Universalizar o saneamento exige mais que lei
O saneamento básico é um dos pilares do desenvolvimento social e econômico, mas, no Brasil, ainda enfrenta barreiras que comprometem a qualidade de vida de milhões de pessoas. Apesar do avanço trazido pelo Novo Marco Legal, universalizar os serviços de água e esgoto até 2033 segue sendo uma meta ousada e desafiadora. Em meio a discussões sobre insegurança jurídica, regulação, financiamento e a complexidade de atender realidades tão distintas entre os municípios, especialistas de diferentes áreas se reuniram, na FEISP, para debater os entraves que persistem e apontar soluções que possam transformar esse cenário.
Na busca por cumprir as metas estabelecidas pelo Novo Marco Legal do Saneamento até 2033, especialistas, gestores públicos e representantes do setor privado se reuniram em um debate técnico sobre os principais desafios à universalização dos serviços de água e esgoto no Brasil. O evento trouxe reflexões sobre entraves institucionais, regulatórios e econômico-financeiros, bem como caminhos para garantir investimentos consistentes e efetivos.
O primeiro painel, intitulado “Desafios Institucionais para a Universalização”, foi moderado por Luís Felipe Valerim Pinheiro, diretor do Departamento de Infraestrutura da Fiesp. Ele destacou que a insegurança jurídica ainda é um dos principais obstáculos para a evolução do setor. “É fundamental reduzir a irregularidade nos contratos de saneamento, estabelecer indicadores claros de qualidade, cobrança eficiente e metas exigíveis.
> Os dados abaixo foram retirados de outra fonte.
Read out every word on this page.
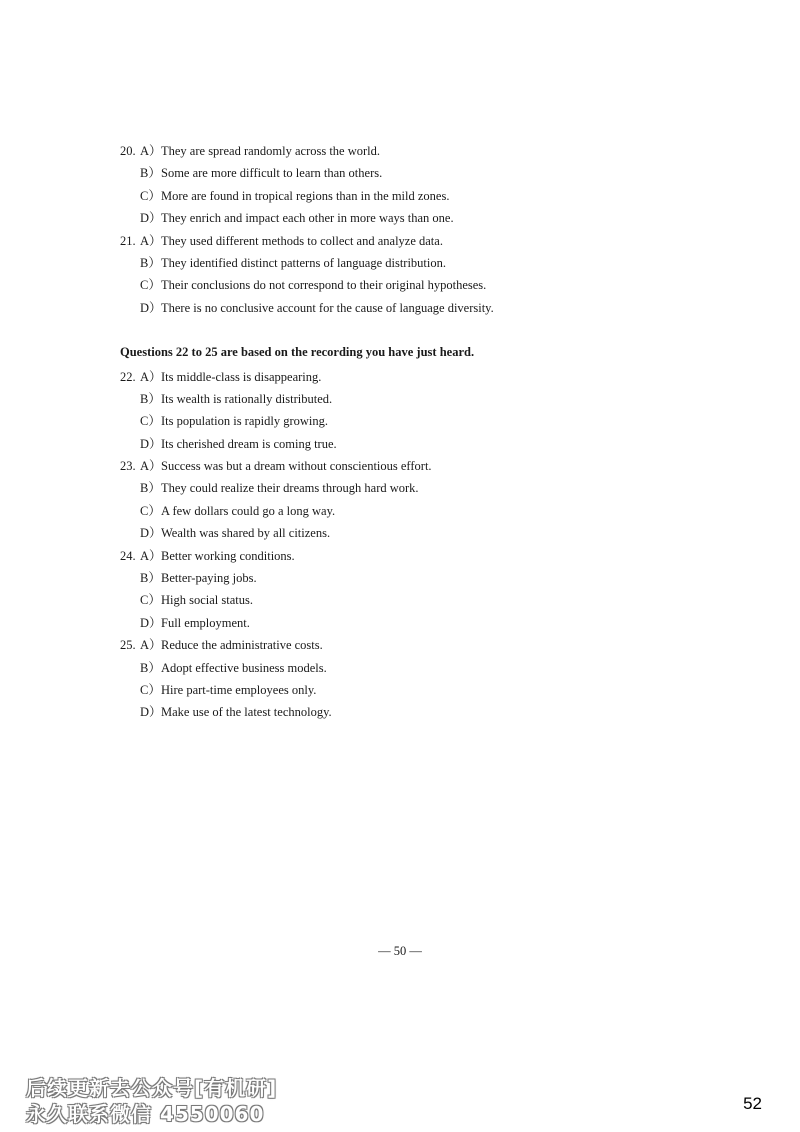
20. A）They are spread randomly across the world.
B）Some are more difficult to learn than others.
C）More are found in tropical regions than in the mild zones.
D）They enrich and impact each other in more ways than one.
21. A）They used different methods to collect and analyze data.
B）They identified distinct patterns of language distribution.
C）Their conclusions do not correspond to their original hypotheses.
D）There is no conclusive account for the cause of language diversity.
Questions 22 to 25 are based on the recording you have just heard.
22. A）Its middle-class is disappearing.
B）Its wealth is rationally distributed.
C）Its population is rapidly growing.
D）Its cherished dream is coming true.
23. A）Success was but a dream without conscientious effort.
B）They could realize their dreams through hard work.
C）A few dollars could go a long way.
D）Wealth was shared by all citizens.
24. A）Better working conditions.
B）Better-paying jobs.
C）High social status.
D）Full employment.
25. A）Reduce the administrative costs.
B）Adopt effective business models.
C）Hire part-time employees only.
D）Make use of the latest technology.
— 50 —
后续更新去公众号[有机研]
永久联系微信 4550060	52
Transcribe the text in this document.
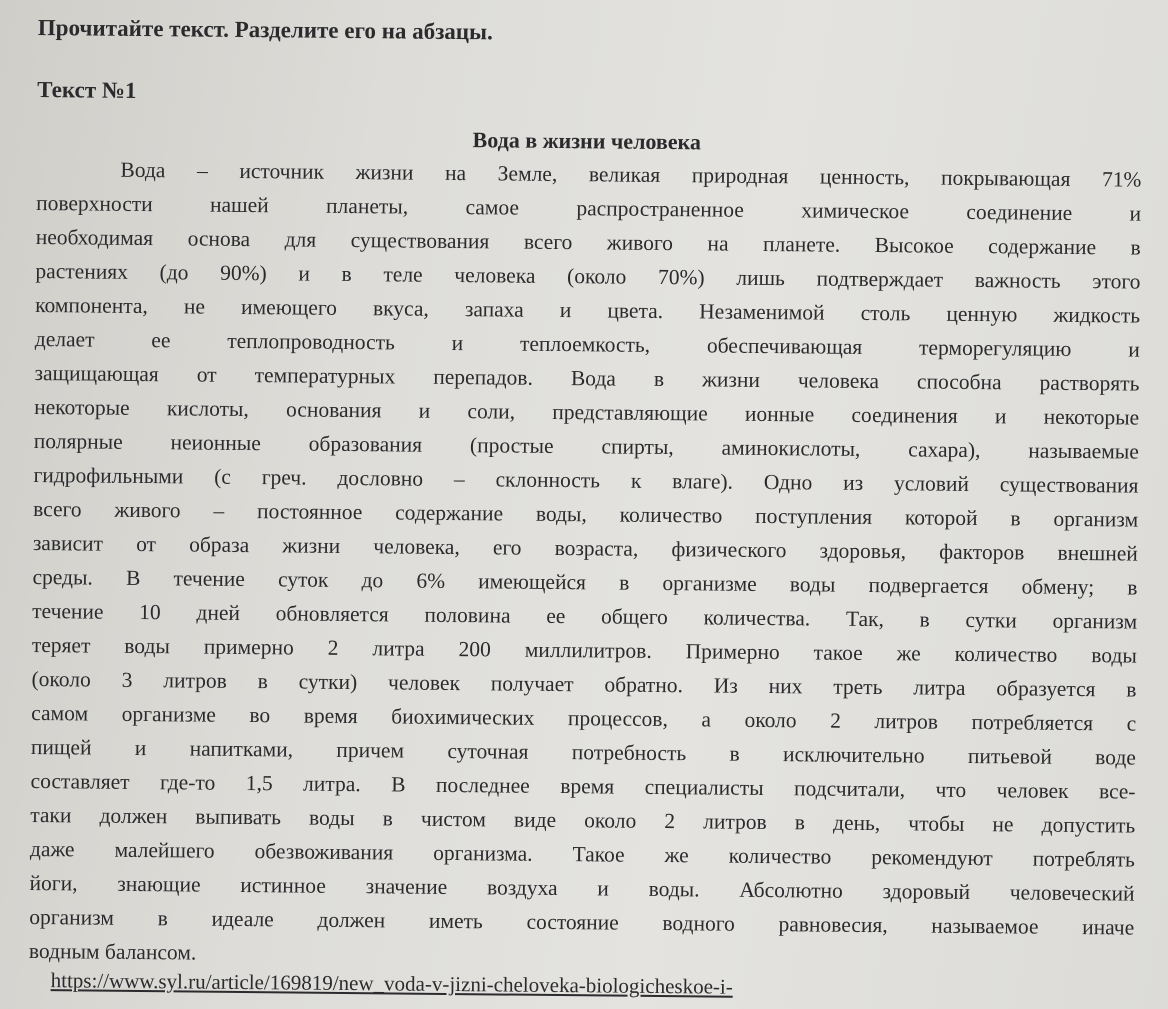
Прочитайте текст. Разделите его на абзацы.

Текст №1

Вода в жизни человека

Вода – источник жизни на Земле, великая природная ценность, покрывающая 71%
поверхности нашей планеты, самое распространенное химическое соединение и
необходимая основа для существования всего живого на планете. Высокое содержание в
растениях (до 90%) и в теле человека (около 70%) лишь подтверждает важность этого
компонента, не имеющего вкуса, запаха и цвета. Незаменимой столь ценную жидкость
делает ее теплопроводность и теплоемкость, обеспечивающая терморегуляцию и
защищающая от температурных перепадов. Вода в жизни человека способна растворять
некоторые кислоты, основания и соли, представляющие ионные соединения и некоторые
полярные неионные образования (простые спирты, аминокислоты, сахара), называемые
гидрофильными (с греч. дословно – склонность к влаге). Одно из условий существования
всего живого – постоянное содержание воды, количество поступления которой в организм
зависит от образа жизни человека, его возраста, физического здоровья, факторов внешней
среды. В течение суток до 6% имеющейся в организме воды подвергается обмену; в
течение 10 дней обновляется половина ее общего количества. Так, в сутки организм
теряет воды примерно 2 литра 200 миллилитров. Примерно такое же количество воды
(около 3 литров в сутки) человек получает обратно. Из них треть литра образуется в
самом организме во время биохимических процессов, а около 2 литров потребляется с
пищей и напитками, причем суточная потребность в исключительно питьевой воде
составляет где-то 1,5 литра. В последнее время специалисты подсчитали, что человек все-
таки должен выпивать воды в чистом виде около 2 литров в день, чтобы не допустить
даже малейшего обезвоживания организма. Такое же количество рекомендуют потреблять
йоги, знающие истинное значение воздуха и воды. Абсолютно здоровый человеческий
организм в идеале должен иметь состояние водного равновесия, называемое иначе
водным балансом.
https://www.syl.ru/article/169819/new_voda-v-jizni-cheloveka-biologicheskoe-i-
Para avançarmos, é necessário que investimentos públicos e privados caminhem juntos”, afirmou.
Ester Feche Guimarães, diretora dos Serviços de Água e Esgoto da Secretaria de Meio Ambiente, Infraestrutura e Logística do Estado de São Paulo, trouxe dados que revelam a complexidade da gestão no território paulista. Segundo ela, os serviços de saneamento no estado estão distribuídos entre 30 concessionárias privadas, 240 prefeituras e a Sabesp, que atende 375 municípios. O programa Universaliza SP, segundo a gestora, busca assegurar melhorias de qualidade e ampliar o atendimento, prevendo investimentos sob demanda de cada município, aportes do Estado e a inclusão de áreas rurais e assentamentos informais nas metas do Marco Legal.
Fernando Comin, representante do Conselho Nacional do Ministério Público, reforçou a dimensão do desafio em escala nacional. De acordo com os dados apresentados, 84,9% da população brasileira têm acesso à água tratada, mas apenas 56% contam com coleta de esgoto. Do volume de esgoto gerado, apenas 52,2% recebem tratamento adequado. Além disso, o país investe em média R$ 111,44 por habitante ao ano em saneamento — valor considerado insuficiente para alcançar a universalização no prazo previsto.
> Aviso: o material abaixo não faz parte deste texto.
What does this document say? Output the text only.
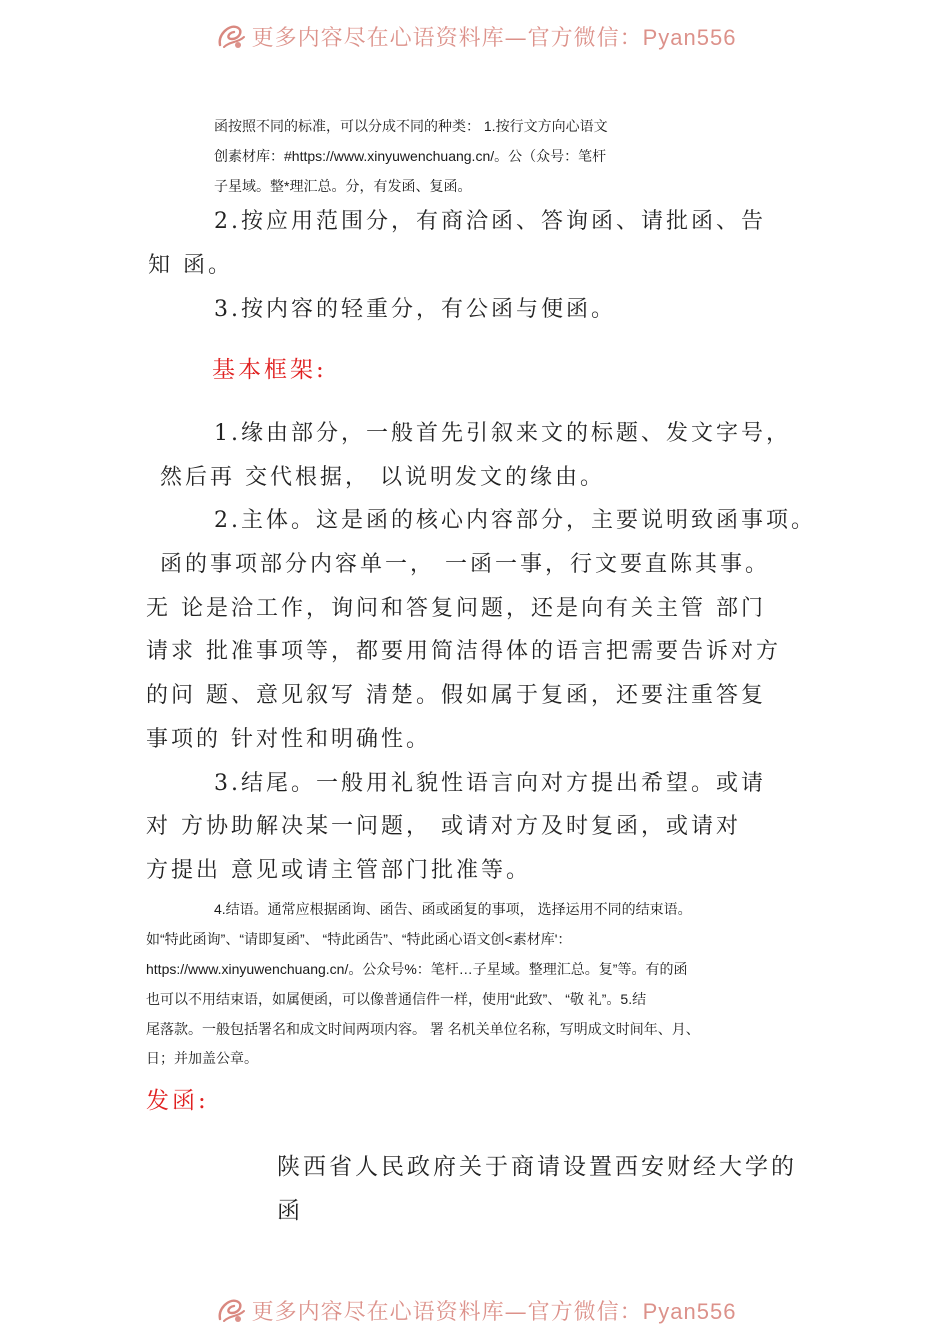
更多内容尽在心语资料库—官方微信：Pyan556
函按照不同的标准，可以分成不同的种类： 1.按行文方向心语文
创素材库：#https://www.xinyuwenchuang.cn/。公（众号：笔杆
子星域。整*理汇总。分，有发函、复函。
2.按应用范围分，有商洽函、答询函、请批函、告
知 函。
3.按内容的轻重分，有公函与便函。
基本框架:
1.缘由部分，一般首先引叙来文的标题、发文字号，
然后再 交代根据， 以说明发文的缘由。
2.主体。这是函的核心内容部分，主要说明致函事项。
函的事项部分内容单一， 一函一事，行文要直陈其事。
无 论是洽工作，询问和答复问题，还是向有关主管 部门
请求 批准事项等，都要用简洁得体的语言把需要告诉对方
的问 题、意见叙写 清楚。假如属于复函，还要注重答复
事项的 针对性和明确性。
3.结尾。一般用礼貌性语言向对方提出希望。或请
对 方协助解决某一问题， 或请对方及时复函，或请对
方提出 意见或请主管部门批准等。
4.结语。通常应根据函询、函告、函或函复的事项， 选择运用不同的结束语。
如“特此函询”、“请即复函”、 “特此函告”、“特此函心语文创<素材库'：
https://www.xinyuwenchuang.cn/。公众号%：笔杆…子星域。整理汇总。复”等。有的函
也可以不用结束语，如属便函，可以像普通信件一样，使用“此致”、 “敬 礼”。5.结
尾落款。一般包括署名和成文时间两项内容。 署 名机关单位名称，写明成文时间年、月、
日；并加盖公章。
发函:
陕西省人民政府关于商请设置西安财经大学的
函
更多内容尽在心语资料库—官方微信：Pyan556
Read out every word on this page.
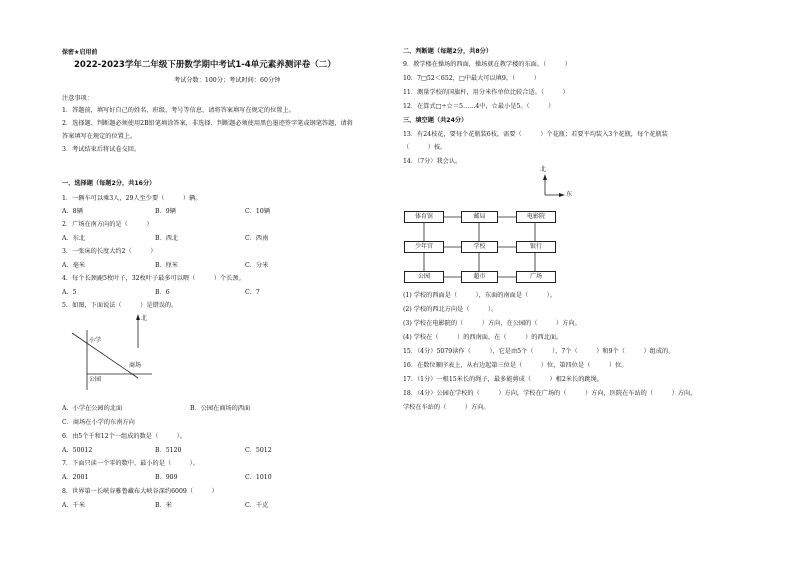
保密★启用前
2022-2023学年二年级下册数学期中考试1-4单元素养测评卷（二）
考试分数：100分；考试时间：60分钟
注意事项：
1．答题前，填写好自己的姓名、班级、考号等信息，请将答案填写在规定的位置上。
2．选择题、判断题必须使用2B铅笔填涂答案，非选择、判断题必须使用黑色墨迹签字笔或钢笔答题，请将
答案填写在规定的位置上。
3．考试结束后将试卷交回。
一、选择题（每题2分，共16分）
1．一辆车可以乘3人，29人至少要（　　　）辆。
A．8辆	B．9辆	C．10辆
2．广场在南方向的是（　　　）
A．东北	B．西北	C．西南
3．一张床的长度大约2（　　　）
A．毫米	B．厘米	C．分米
4．每个长颈鹿5枚叶子，32枚叶子最多可以喂（　　　）个长颈。
A．5	B．6	C．7
5．如图，下面说法（　　　）是错误的。
北
小学
公园
商场
A．小学在公园的北面	B．公园在商场的西面
C．商场在小学的东南方向
6．由5个千和12个一组成的数是（　　　）。
A．50012	B．5120	C．5012
7．下面只读一个零的数中，最小的是（　　　）。
A．2001	B．909	C．1010
8．世界第一长峡谷雅鲁藏布大峡谷深约6009（　　　）
A．千米	B．米	C．千克
二、判断题（每题2分，共8分）
9．教学楼在操场的西面，操场就在教学楼的东面。（　　　）
10．7□52＜652，□中最大可以填9。（　　　）
11．测量学校的国旗杆，用分米作单位比较合适。（　　　）
12．在算式□÷☆＝5……4中，☆最小是5。（　　　）
三、填空题（共24分）
13．有24枝花，要每个花瓶装6枝，需要（　　　）个花瓶；若要平均装入3个花瓶，每个花瓶装
（　　　）枝。
14．（7分）我会认。
北
东
体育馆	邮局	电影院
少年宫	学校	银行
公园	超市	广场
(1) 学校的西面是（　　　），东面的南面是（　　　）。
(2) 学校的西北方向是（　　　）。
(3) 学校在电影院的（　　　）方向，在公园的（　　　）方向。
(4) 学校在（　　　）的西南面，在（　　　）的西北面。
15．（4分）5079读作（　　　），它是由5个（　　　），7个（　　　）和9个（　　　）组成的。
16．在数位顺序表上，从右边起第三位是（　　　）位，第四位是（　　　）位。
17．（1分）一根15米长的绳子，最多能剪成（　　　）根2米长的跳绳。
18．（4分）公园在学校的（　　　）方向，学校在广场的（　　　）方向，医院在车站的（　　　）方向，
学校在车站的（　　　）方向。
O segundo painel, “Desafios Regulatórios e Econômico-Financeiros à Universalização”, foi moderado por Frederico Turolla, sócio fundador da Pezco Economics e integrante da diretoria de saneamento da Fiesp.
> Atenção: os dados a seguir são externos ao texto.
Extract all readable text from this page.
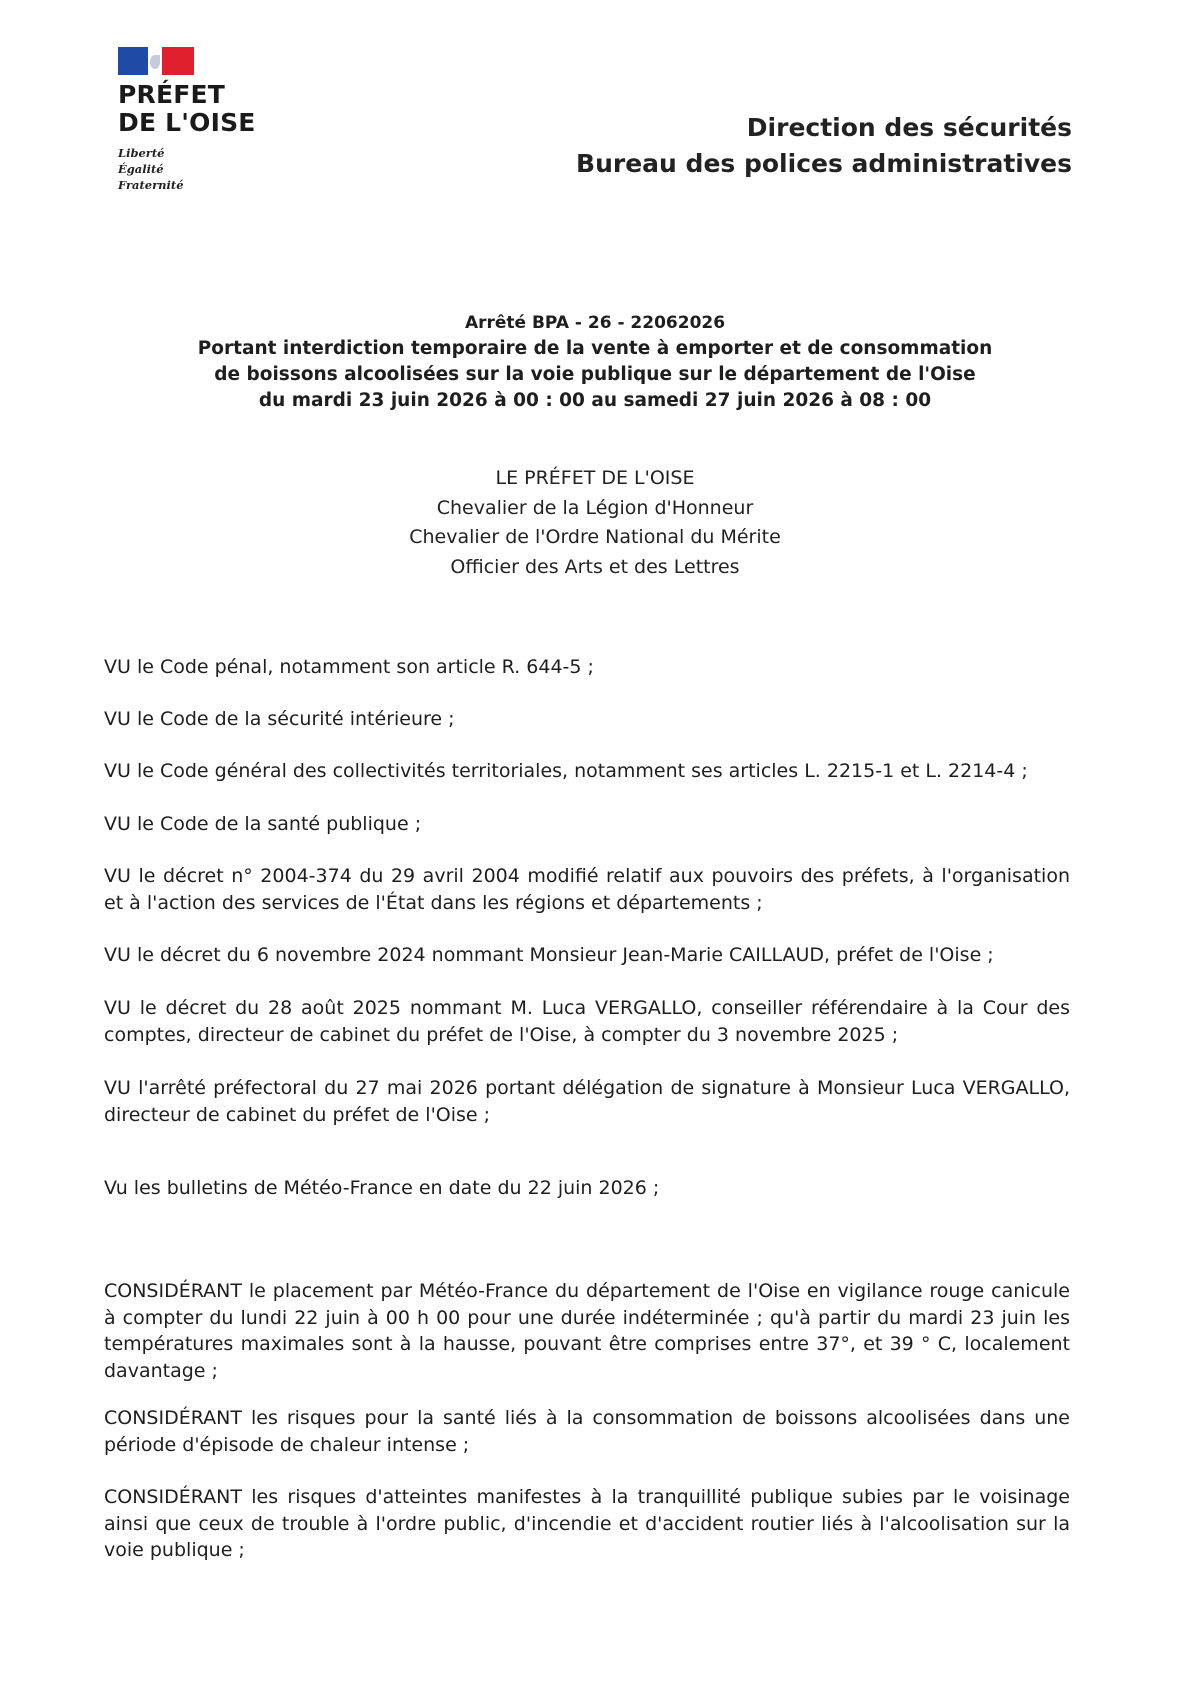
PRÉFET
DE L'OISE
Liberté
Égalité
Fraternité
Direction des sécurités
Bureau des polices administratives
Arrêté BPA - 26 - 22062026
Portant interdiction temporaire de la vente à emporter et de consommation
de boissons alcoolisées sur la voie publique sur le département de l'Oise
du mardi 23 juin 2026 à 00 : 00 au samedi 27 juin 2026 à 08 : 00
LE PRÉFET DE L'OISE
Chevalier de la Légion d'Honneur
Chevalier de l'Ordre National du Mérite
Officier des Arts et des Lettres
VU le Code pénal, notamment son article R. 644-5 ;
VU le Code de la sécurité intérieure ;
VU le Code général des collectivités territoriales, notamment ses articles L. 2215-1 et L. 2214-4 ;
VU le Code de la santé publique ;
VU le décret n° 2004-374 du 29 avril 2004 modifié relatif aux pouvoirs des préfets, à l'organisation et à l'action des services de l'État dans les régions et départements ;
VU le décret du 6 novembre 2024 nommant Monsieur Jean-Marie CAILLAUD, préfet de l'Oise ;
VU le décret du 28 août 2025 nommant M. Luca VERGALLO, conseiller référendaire à la Cour des comptes, directeur de cabinet du préfet de l'Oise, à compter du 3 novembre 2025 ;
VU l'arrêté préfectoral du 27 mai 2026 portant délégation de signature à Monsieur Luca VERGALLO, directeur de cabinet du préfet de l'Oise ;
Vu les bulletins de Météo-France en date du 22 juin 2026 ;
CONSIDÉRANT le placement par Météo-France du département de l'Oise en vigilance rouge canicule à compter du lundi 22 juin à 00 h 00 pour une durée indéterminée ; qu'à partir du mardi 23 juin les températures maximales sont à la hausse, pouvant être comprises entre 37°, et 39 ° C, localement davantage ;
CONSIDÉRANT les risques pour la santé liés à la consommation de boissons alcoolisées dans une période d'épisode de chaleur intense ;
CONSIDÉRANT les risques d'atteintes manifestes à la tranquillité publique subies par le voisinage ainsi que ceux de trouble à l'ordre public, d'incendie et d'accident routier liés à l'alcoolisation sur la voie publique ;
Representando a visão do setor privado, Christianne Dias, diretora executiva da ABCON/SINDCON, alertou para os riscos de uma regulação inadequada, que pode comprometer avanços conquistados ao longo das últimas décadas. “É preciso cuidado para que a padronização de normas não ignore as diferenças regionais e a realidade de cada localidade. A regulação deve ser instrumento de fortalecimento, não de fragilização do processo”, ressaltou.
Entre os convidados, participaram ainda nomes, como Veronica Sanchez, diretora-presidente da Agência Nacional de Águas e Saneamento Básico (ANA); Luciene Machado, superintendente do BNDES; Fabrício Soler, advogado especialista em resíduos sólidos urbanos; e Luana Pretto, presidente do Instituto Trata Brasil, que também apontaram a urgência de estratégias de financiamento diversificadas para atrair investidores e viabilizar projetos de longo prazo.
O debate evidenciou que a universalização do saneamento no Brasil não será alcançada apenas com avanços técnicos e normativos, mas sobretudo com coordenação entre diferentes atores institucionais, clareza regulatória e mecanismos de financiamento sustentáveis.
Ao final, a percepção geral foi a de que o país já possui as condições para avançar de forma mais consistente. Contudo, como reforçou Luís Felipe Pinheiro, é imprescindível alinhar segurança jurídica, investimentos e regulação eficaz para que a universalização deixe de ser um objetivo distante e se torne uma realidade acessível a todos os brasileiros. (Por Luana Oliveira)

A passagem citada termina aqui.